Wednesday, August 29, 2012

The Dream

Since I was a child, I have had the same dream over and over again. This has gone on for years, with no signs of stopping. This has always fascinated me: what is it about me or my life that causes this dream play on repeat in my brain for all these years?

The dream is always the same: I'm late and completely unprepared for something very important. As much as a I try and as quickly as I scramble to get my act together, I'm unable to do so. Sometimes, it's an important trip and I am unable to properly pack my bags and make it to the airport on time. Other times, I'm unable to get my act together in order to save someone I love from certain death or disaster. Most of the time, I am back in school as a student and I'm late for class. I don't have my books. I can't find my school supplies. I forgot to put on shoes. I can't find my classroom.

I always feel the same way: rushed, unprepared, and anxious. I typically wake up with my heart racing and drenched in sweat (disgusting, I know) and sometimes I wake up my husband because I fail to realize I was dreaming. The dream is always so realistic and it leaves me in a state of extreme panic. The dream haunts me while I'm sleeping and it sometimes haunts me while I'm awake, too.

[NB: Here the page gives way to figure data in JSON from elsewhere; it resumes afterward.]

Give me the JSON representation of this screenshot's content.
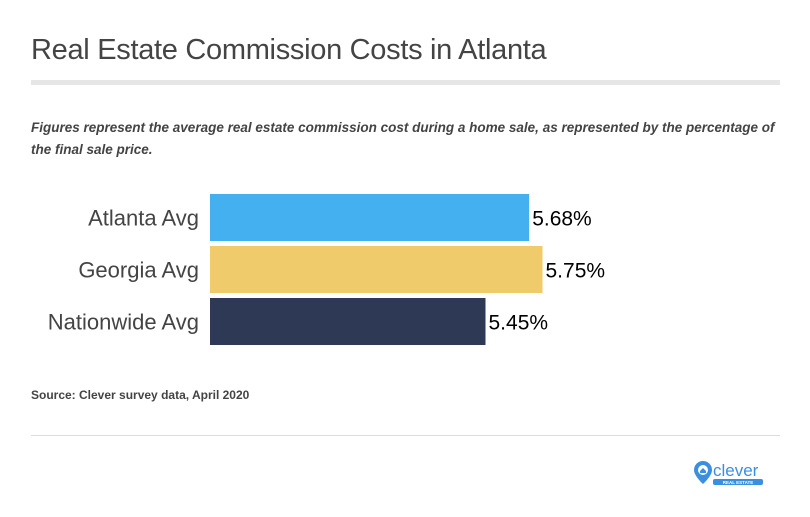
{
  "title": "Real Estate Commission Costs in Atlanta",
  "subtitle": "Figures represent the average real estate commission cost during a home sale, as represented by the percentage of the final sale price.",
  "source": "Source: Clever survey data, April 2020",
  "logo": {
    "name": "clever",
    "tagline": "REAL ESTATE",
    "color": "#3b8fe0"
  },
  "chart_data": {
    "type": "bar",
    "orientation": "horizontal",
    "categories": [
      "Atlanta Avg",
      "Georgia Avg",
      "Nationwide Avg"
    ],
    "values": [
      5.68,
      5.75,
      5.45
    ],
    "data_labels": [
      "5.68%",
      "5.75%",
      "5.45%"
    ],
    "colors": [
      "#45b0ef",
      "#efcb6b",
      "#2e3a55"
    ],
    "xlim": [
      4,
      6
    ],
    "grid": false
  }
}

Is there something unresolved in my life that causes me to be haunted by my own recurring dream? Why does it play on repeat over and over again?

I don't know the answers, honestly. I'm a (fairly) organized person and pride myself on being timely and prepared for just about everything. But really? You can't be prepared for everything---because most of the things that are thrown your way in life cannot be prepared for, unfortunately. I like to think my dream is a standing reminder that I'm not in control of this life and the more I prepare the less prepared I become.

How can you prepare for a tragedy? There's no way to anticipate something awful or to ever feel like you're ready for something you don't want. You can't live your life waiting for the other shoe to drop, waiting to be smacked in the face on some idle Tuesday with life-altering-game-changing-news. It's just not realistic.

So, you just live your life. You do the best you can with the hand you're dealt and hope and pray for the things you want. That's what I do. That's what I believe. That's how I live.

But the dream still haunts me, somewhere deep down in my brain in a place I can't touch. Maybe my act isn't as together as I'd like. Perhaps there's something unresolved that I don't know about yet. I have to believe there's a reason I'm being haunted by my own thoughts while I'm sleeping.

I'm just glad I remembered to wear shoes to work today.